To Greg's point about eastern coyotes, as a westerner I watched the coyotes increase their range into Western Oregon where there were none when I grew up, and in Washington I have lived with a local pack harvesting all the domestic cats and small dogs (sometimes singing along with the radio outside my window). I lived for a time in upstate New York and was astonished at the size and behavior of the eastern variety (with 27% wolf DNA according to New York's Department of Environmental Conservation). The locals were also seeing black bears in places not seen in memory (and the NYDEC issuing tags for the hunting and control). The NYDEC will deny there are mountain lions to your queries, but trail cam photos are not easy to fake. And the locals (and I) know the difference between mountain lion and bobcat tracks.
So I do not speak from a theoretical perspective but from personal observation and experience. There are living members of all these predator species within shouting distance as I type, and if I meet one on the way to the chickens tonight it will not be the first time. I live in "settled" country, by the way, where humans have lived for quite some time. But the predators don't seem to concede any territory as "human".
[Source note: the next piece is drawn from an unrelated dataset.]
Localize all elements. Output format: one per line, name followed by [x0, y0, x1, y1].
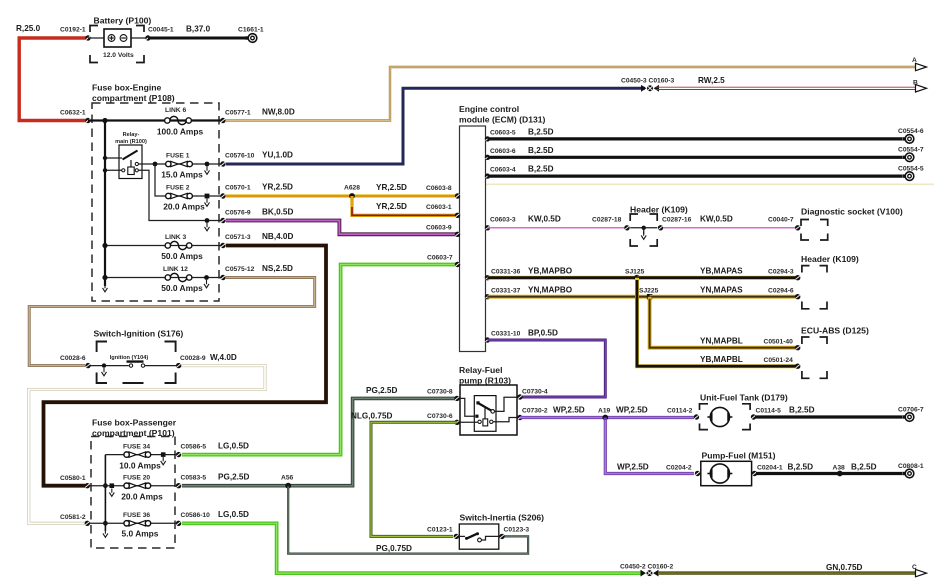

If you truly believe the "doing what nature directed" paradigm, what is not predator is prey. It is equally valid by that paradigm to say that humans are dangerous, the bears should have been more careful, and the wildlife control officers are "only doing what nature directed". Of course that paradigm can also lead you to conclude that the bears are euthanizing the humans so everything is fine but I'm not sure we can live with that. In the end the nature paradigm doesn't give you an ideal world where sides recognize "oughts" beyond reproduction and survival.
Sadly, Timothy
Edited 1 time(s). Last edit at 05/02/2021 03:35PM by heatermason.